Humbird at Rozz-Tox -- January 16.

Thursday, January 16, 8 p.m.

Rozz-Tox, 2018 Third Avenue, Rock Island IL

The Minneapolis-based folk experimenters of Humbird take the stage at Rock Island's Rozz-Tox on January 16.

Humbird's music could grab your attention on the strength of singer Siri Undlin’s gorgeous vocal work alone, but the band backs up her voice with inspired guitar, bass, and drum performances, all deployed in a fashion that feels like a collage of studio-production details and progressive jazz folk. Their track “December,” the most recent release via Bandcamp, crams so much into four minutes that it safely stands alone as a body of work. The track builds from a somber yet lovely progression performed on the sansula, a finger percussion instrument with tuned rods that you flick to produce a music-box-like tone. When Undlin’s voice hits the mix, singing of a cold December to match the wintry album artwork, her skill as a vocalist becomes instantly apparent. Her melodies wind up and down the scale, sounding out in lovely falsetto peaks and long-held vowels. Her style feels closer to, say, English folk luminaries Vashti Bunyan or Sandy Denny than the sugary, exaggerated vocal style often practiced by singers in the contemporary indie-folk scene. As the track continues, it becomes clear that voice and sansula aren’t all Humbird has to offer here. The band kicks into high gear as innumerable little flourishes from various hand percussion instruments, heavily effected and reversed guitar phrases, thundering bass notes, and scraped textures all wind together into a backdrop that mirrors the howl of a winter storm beating against the windowpane.
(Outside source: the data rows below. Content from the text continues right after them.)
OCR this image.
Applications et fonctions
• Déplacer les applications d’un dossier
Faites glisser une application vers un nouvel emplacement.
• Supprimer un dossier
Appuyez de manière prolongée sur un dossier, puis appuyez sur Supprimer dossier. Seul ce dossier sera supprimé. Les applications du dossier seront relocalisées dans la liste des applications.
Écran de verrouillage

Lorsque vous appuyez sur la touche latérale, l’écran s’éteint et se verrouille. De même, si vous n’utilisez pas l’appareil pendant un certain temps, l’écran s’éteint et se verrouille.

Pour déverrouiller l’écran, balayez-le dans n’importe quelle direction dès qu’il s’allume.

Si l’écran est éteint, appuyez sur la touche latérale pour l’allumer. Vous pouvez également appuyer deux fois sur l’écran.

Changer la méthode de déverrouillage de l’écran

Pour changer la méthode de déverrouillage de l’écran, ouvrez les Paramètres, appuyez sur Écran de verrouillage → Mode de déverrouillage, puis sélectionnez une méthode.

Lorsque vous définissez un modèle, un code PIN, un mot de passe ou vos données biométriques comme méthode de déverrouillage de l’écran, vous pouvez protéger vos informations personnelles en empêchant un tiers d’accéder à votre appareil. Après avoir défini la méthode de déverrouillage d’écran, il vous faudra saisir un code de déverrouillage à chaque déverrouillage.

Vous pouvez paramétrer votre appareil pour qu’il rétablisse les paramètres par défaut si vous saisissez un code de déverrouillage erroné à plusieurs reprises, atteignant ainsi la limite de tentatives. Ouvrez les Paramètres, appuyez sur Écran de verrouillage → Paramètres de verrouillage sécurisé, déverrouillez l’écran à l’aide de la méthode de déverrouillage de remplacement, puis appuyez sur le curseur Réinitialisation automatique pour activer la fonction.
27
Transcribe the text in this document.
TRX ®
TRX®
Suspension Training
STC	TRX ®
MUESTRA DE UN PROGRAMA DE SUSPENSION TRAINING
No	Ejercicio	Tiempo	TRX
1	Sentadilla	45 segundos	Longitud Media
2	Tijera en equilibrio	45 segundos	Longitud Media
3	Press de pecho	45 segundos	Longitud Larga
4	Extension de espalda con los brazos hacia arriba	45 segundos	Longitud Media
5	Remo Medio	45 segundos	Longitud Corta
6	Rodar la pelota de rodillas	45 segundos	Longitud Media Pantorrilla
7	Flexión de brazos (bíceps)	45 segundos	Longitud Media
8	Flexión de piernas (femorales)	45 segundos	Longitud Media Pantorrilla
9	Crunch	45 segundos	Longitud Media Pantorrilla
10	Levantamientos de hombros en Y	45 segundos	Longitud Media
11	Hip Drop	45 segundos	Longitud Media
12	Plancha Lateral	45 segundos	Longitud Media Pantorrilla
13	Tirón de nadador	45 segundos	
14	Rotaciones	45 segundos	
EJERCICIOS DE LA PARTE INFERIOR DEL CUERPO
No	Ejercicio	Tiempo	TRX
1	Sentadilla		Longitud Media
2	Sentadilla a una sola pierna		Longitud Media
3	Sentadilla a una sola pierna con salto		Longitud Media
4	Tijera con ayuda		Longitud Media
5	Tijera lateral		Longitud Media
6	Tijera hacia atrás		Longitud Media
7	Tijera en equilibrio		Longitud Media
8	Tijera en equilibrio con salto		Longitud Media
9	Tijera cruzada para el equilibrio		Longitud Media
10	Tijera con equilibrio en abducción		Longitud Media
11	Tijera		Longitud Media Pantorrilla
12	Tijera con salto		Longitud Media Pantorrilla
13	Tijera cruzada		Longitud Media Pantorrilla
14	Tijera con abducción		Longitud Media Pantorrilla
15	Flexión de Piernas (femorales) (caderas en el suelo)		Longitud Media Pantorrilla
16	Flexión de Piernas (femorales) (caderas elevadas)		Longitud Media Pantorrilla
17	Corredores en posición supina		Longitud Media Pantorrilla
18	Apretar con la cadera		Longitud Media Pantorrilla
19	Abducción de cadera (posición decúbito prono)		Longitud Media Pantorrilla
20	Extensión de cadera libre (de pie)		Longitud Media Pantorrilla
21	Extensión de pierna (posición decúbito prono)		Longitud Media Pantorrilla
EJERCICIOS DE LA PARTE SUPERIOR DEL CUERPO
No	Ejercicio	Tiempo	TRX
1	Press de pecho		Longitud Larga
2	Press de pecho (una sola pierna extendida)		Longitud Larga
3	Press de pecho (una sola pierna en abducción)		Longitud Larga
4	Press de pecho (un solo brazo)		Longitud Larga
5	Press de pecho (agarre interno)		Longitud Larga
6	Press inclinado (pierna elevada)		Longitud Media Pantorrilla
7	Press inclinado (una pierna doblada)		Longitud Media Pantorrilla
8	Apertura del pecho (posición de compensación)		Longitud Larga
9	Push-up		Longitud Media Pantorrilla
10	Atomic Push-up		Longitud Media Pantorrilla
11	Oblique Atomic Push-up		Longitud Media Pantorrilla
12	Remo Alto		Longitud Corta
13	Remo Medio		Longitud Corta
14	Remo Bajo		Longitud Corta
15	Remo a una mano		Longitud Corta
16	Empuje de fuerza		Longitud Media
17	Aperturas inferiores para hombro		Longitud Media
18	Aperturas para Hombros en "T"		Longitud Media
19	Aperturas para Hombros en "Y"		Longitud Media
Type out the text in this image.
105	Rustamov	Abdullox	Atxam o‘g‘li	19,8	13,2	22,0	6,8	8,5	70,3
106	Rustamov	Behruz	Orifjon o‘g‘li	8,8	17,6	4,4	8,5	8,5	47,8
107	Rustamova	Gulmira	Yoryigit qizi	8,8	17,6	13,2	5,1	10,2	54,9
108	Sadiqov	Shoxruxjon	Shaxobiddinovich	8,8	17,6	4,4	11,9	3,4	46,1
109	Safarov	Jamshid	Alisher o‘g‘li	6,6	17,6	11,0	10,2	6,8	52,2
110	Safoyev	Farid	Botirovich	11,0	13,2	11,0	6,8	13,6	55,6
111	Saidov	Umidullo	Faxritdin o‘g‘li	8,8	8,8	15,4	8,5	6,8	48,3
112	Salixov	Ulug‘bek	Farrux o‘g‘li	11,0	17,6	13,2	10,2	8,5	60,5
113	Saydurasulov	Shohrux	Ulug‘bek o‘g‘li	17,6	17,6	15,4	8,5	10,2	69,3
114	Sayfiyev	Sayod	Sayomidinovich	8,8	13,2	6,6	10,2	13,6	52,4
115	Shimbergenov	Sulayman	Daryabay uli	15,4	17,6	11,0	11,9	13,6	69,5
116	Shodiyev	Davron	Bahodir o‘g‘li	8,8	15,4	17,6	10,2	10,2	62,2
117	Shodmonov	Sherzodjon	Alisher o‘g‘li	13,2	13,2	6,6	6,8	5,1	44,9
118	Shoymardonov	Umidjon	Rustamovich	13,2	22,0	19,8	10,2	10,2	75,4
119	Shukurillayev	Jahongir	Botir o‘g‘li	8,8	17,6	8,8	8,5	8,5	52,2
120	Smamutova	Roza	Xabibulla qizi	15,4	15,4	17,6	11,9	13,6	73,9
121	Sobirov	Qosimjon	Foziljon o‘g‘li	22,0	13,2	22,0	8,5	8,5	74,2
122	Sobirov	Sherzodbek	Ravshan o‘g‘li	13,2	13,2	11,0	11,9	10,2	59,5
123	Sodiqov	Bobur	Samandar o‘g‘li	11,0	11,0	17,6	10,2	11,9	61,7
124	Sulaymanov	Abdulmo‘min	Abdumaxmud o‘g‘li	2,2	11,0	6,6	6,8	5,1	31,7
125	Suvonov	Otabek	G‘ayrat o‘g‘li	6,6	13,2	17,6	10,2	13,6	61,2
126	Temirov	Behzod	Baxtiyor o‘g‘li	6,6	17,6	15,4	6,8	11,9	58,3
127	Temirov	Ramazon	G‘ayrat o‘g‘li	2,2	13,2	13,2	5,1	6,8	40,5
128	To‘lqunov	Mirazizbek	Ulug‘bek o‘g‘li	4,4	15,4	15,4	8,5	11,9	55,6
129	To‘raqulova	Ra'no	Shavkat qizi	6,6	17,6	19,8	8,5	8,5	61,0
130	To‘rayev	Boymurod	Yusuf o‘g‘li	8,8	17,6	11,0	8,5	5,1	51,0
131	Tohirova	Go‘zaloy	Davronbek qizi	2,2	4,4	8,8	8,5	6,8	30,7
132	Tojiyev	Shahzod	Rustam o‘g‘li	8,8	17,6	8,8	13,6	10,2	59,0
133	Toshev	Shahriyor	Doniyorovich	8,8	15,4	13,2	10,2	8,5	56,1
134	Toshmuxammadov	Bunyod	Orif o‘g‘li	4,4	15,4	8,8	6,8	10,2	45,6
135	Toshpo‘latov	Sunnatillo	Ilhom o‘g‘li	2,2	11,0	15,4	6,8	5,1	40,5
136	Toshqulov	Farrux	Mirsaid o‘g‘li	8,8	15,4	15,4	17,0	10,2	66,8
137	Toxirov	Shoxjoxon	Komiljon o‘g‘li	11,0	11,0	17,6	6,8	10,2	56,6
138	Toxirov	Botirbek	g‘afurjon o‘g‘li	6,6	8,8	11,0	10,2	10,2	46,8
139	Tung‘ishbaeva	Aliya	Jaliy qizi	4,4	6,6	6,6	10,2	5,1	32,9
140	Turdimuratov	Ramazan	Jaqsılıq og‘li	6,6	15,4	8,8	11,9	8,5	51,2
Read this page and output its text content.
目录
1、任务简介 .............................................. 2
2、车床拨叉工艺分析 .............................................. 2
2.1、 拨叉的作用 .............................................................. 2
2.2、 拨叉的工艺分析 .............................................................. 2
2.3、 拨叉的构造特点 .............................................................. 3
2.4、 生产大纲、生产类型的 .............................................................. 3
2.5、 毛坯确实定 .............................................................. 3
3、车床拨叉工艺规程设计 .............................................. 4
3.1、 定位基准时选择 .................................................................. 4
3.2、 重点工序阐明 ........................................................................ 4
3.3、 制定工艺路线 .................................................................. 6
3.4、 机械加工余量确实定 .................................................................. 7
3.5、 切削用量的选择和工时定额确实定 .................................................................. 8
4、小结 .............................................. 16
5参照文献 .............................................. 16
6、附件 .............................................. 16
Journeying deeper into their previous recordings reveals a band that has never been content to be a run-of-the-mill folk unit. The excellent track “Your Animal” from the 2017 EP Where Else is a sublime fusion of plaintive folk balladry, kinetic jazz, and post-classical arrangement. It floats over a precise, rapid-fire snare roll and lovely upright bass figures before it breaks into an aching, open passage of windswept background vocals and searing electric guitar. Later, “Fresh Water” finds Undlin in her most wistful, lovely vocal mode, shifting between tonalities and moods deftly, with some hopeful verses and some that seem to sink closer to despondency. The real star here is the towering lead guitar performance by Dexter Wolfe, whose cutting electric tone starts off as an accent in the back of the track, providing some prickly texture for the other instruments to cut up against. The last two minutes or so of the track are completely reserved for him though, as he jumps into the center of the mix and doles out a yearning, almost heartbreaking solo that flirts with noise intensity and patches of arrhythmia (think Marc Ribot’s leads on Tom Waits’ albums, or Nels Cline in his more bombastic Wilco moments).

Humbird’s work reminds me of The Letting Go, the modern classic by Will Oldham, a.k.a. Bonnie “Prince” Billy, on which he teamed up with Bedroom Community label head and producer/arranger Valgeir Sigurðsson. Like that album, Humbird’s music has an imaginative, limitless sense of what sonic elements can contrast or accentuate the central presence of guitar and voice. Not just content to be a band jamming out their tracks, they bring a nuanced sense of storytelling and world-building with these atypical instrumental decisions. The total effect is more cinematic than purely auditory, as all the little facets that the band conjures up can’t help but shepherd your mind off to other visual landscapes. Not to harp on the Letting Go connection too much, but that album’s drummer Jim White is one third of the legendary Australian trio Dirty Three, whose approach to “post-rock” wrings so much beauty and dynamic detail from the simple template of guitar, violin, and drums. Humbird pull off a similar trick. They're a folk band that can appear on stage before your eyes, but they approach their instruments with a wider sense of the textures and unique little details they can call from them, to the point that every instrument becomes just as important to the sum total as the voice that leads them.